Sanıklardan Batman eski Belediye Başkanı Hüseyin Kalkan’ın, Batman’da Üniversite kurulması için Batman Valiliği tarafından düzenlenen etkinlik için 10 bin bilet alarak personele sattığı, elde edilen 35 bin TL’yi valiliğe verdiği için uyarıldığı belirtilen iddianamede, KCK yasalarına göre suç işlediği ifade edildi. Hüseyin Yılmaz’ın Hüseyin Kalkan’a, “Bu paralar Kürdistan’da bize bomba olarak geri dönüyor” dediği öne sürüldü.

ASKERLERİN ŞEHİT OLMASINI KUTLAMIŞ

Sanık Hüseyin Yılmaz’ın Osman Baydemir’i Başbakan’ı karşılamaya gitmemesi konusunda uyardığı yazılan iddianamede, esnaftan 1 milyon 190 bin lira topladığı, Ankara’da hastane açan bir işadamından 1 milyon dolar istediği ve AB hibe programlarından para almak için projeler hazırlama talimatını verdiği kaydedildi.

Toplanan paraları da bazı işadamları üzerinden aklayan Yılmaz’ın 2008 yılında Kuzey Irak’a düzenlenen sınır ötesi operasyonda bir helikopterin düşmesi ve iki askerin şehit olması olayını kutlamak için bir çok kişiye yemek ısmarladığı ileri sürüldü.

KCK/TM’nin mali sorumluları arasında gösterine sanık Ramazan Morkoç’un ise, Diyarbakır Büyükşehir Belediyesi bünyesinde faaliyet gösterin DİYAR A.Ş. isimli şirketin yüzde 40 ortağı olduğu kayldedildi. Vatandaşların bazı işlerini görmeleri için Morkoç’a gitiği belirtildi.

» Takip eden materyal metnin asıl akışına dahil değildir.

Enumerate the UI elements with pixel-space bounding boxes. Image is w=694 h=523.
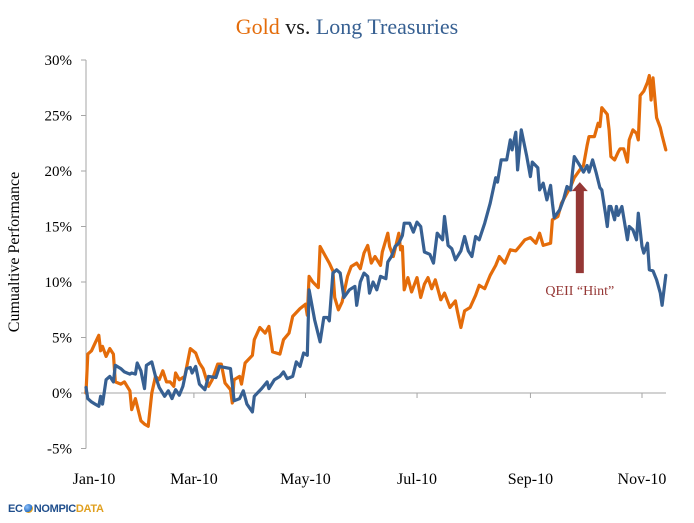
y-tick-label: 10% bbox=[45, 275, 73, 291]
logo-text-data: DATA bbox=[75, 503, 104, 515]
series-line-long-treasuries bbox=[84, 128, 668, 414]
economicdata-logo: EC NOMPICDATA bbox=[8, 503, 104, 515]
x-tick-label: Jan-10 bbox=[73, 471, 116, 488]
x-tick-label: Sep-10 bbox=[508, 471, 553, 488]
annotation-arrow bbox=[571, 182, 588, 274]
series-group bbox=[84, 73, 668, 428]
y-tick-label: 30% bbox=[45, 53, 73, 69]
annotation-group: QEII “Hint” bbox=[545, 182, 614, 299]
title-vs: vs. bbox=[279, 14, 316, 39]
y-tick-label: 25% bbox=[45, 109, 73, 125]
globe-icon bbox=[23, 504, 33, 513]
logo-text-ec: EC bbox=[8, 503, 23, 515]
annotation-label: QEII “Hint” bbox=[545, 284, 614, 299]
series-line-gold bbox=[84, 73, 668, 428]
y-tick-label: 5% bbox=[52, 331, 72, 347]
x-tick-label: May-10 bbox=[280, 471, 331, 488]
y-axis-label: Cumualtive Performance bbox=[6, 172, 23, 332]
y-tick-label: 0% bbox=[52, 386, 72, 402]
y-tick-label: 15% bbox=[45, 220, 73, 236]
x-tick-label: Jul-10 bbox=[397, 471, 437, 488]
logo-text-nompic: NOMPIC bbox=[33, 503, 77, 515]
axes: -5% 0% 5% 10% 15% 20% 25% 30% Jan-10 Mar-10 May-10… bbox=[45, 53, 667, 488]
chart-title: Gold vs. Long Treasuries bbox=[0, 14, 694, 40]
y-tick-label: -5% bbox=[47, 442, 72, 458]
title-gold: Gold bbox=[235, 14, 280, 39]
x-tick-label: Mar-10 bbox=[170, 471, 218, 488]
title-treasuries: Long Treasuries bbox=[315, 14, 459, 39]
x-tick-label: Nov-10 bbox=[618, 471, 667, 488]
y-tick-label: 20% bbox=[45, 164, 73, 180]
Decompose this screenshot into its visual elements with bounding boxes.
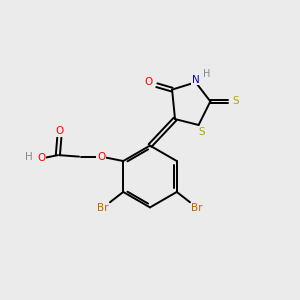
Text: H: H [203, 69, 211, 79]
Text: O: O [144, 77, 153, 87]
Text: N: N [192, 75, 200, 85]
Text: S: S [198, 127, 205, 137]
Text: Br: Br [191, 203, 202, 213]
Text: S: S [232, 96, 239, 106]
Text: H: H [26, 152, 33, 162]
Text: O: O [55, 126, 64, 136]
Text: O: O [38, 153, 46, 163]
Text: O: O [97, 152, 105, 162]
Text: Br: Br [98, 203, 109, 213]
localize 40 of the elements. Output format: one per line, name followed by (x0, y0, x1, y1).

İHD’DEN NEZARETHANE TEPKİSİ

Duruşma devam ederken adliye önünde İHD üyeleri toplanıp, tutuklu saıkların adliyedeki nezarathanede yaşadıkları sıkıntıları dile getirdi. İHD Diyarbakır Şube Sekreteri Raci Bilici, adliye nezaharethanesine getirilen tutuklu sanıkların kelepçelerinin akşama kadar çıkarılmadığını bu şekilde tuvalet ve yemek ihtiyaçlarını gideremediklerini söyledi. Bilici, şöyle dedi:

“80 metrekare büyüklüğünde tavanı düşük, ortalama 50 santimetre olan 4-5 adet pencerenin olduğu bir adet tuvalet, bir adet lavabo ve sadece 3 adet bankın bulunduğu bir nezarethane odasında tutukluların hepsi barındırılmaktadır. Kapı ve penceresi tamamen demirli olan ve koridorlarda askerlerin beklediği adliye nezarethanesinde hiç bir kaçma olanakları bulunmamaktır. Ellerinde kelepçelerle odada çıkarılmadan duruşma saati gelinceye kadar bu şekilde bekletilenlere 3 adet bank, tutuklu sayısı karşısında yetersiz kalması nedeniyle, tutukluların tamamı oturacakları yer bulamamaktadır. Hiçbir tutuklu, hükümlüye her ne sebep olursa olsun işkence, insanlık dışı ya da onur kırıcı davranışta bulunulamaz. Adliye içerisinde bulunan nezarethane koşulları ivedilikle düzeltilmelidir ve tutuklulara insan onuruna yaraşır muamele yapılmalıdır. Ayrıca bu konuda keyfi davranan görevliler hakkında da gerekli soruşturma başlatılmalıdır. Bizler insan hakları savunucuları olarak bu takipçisi olacağız.”

GAZETECİLERE SALDIRI

İHD’nin yaptığı açıklama sonrasında Büyükşehir Belediyesi önünde toplanan kalabalık içerisinden bir grup, “Bunlar bizi terörist gösteriyor” diyerek açıklamayı görüntüleyen gazetecilere küfürlü yumruklu saldırıda bulundu.

Araya İHD yetkilileri ve polisin girmesi sonucu kısa süreli tartışmanın büyümesi önlendi. BDP Van Milletvekili Özdal Uçer, belediye önünde bulunan BDP otobüsünün üzerine çıkarak kalabalığı gazetecilere müdahale edilmemesi konusunda uyardı.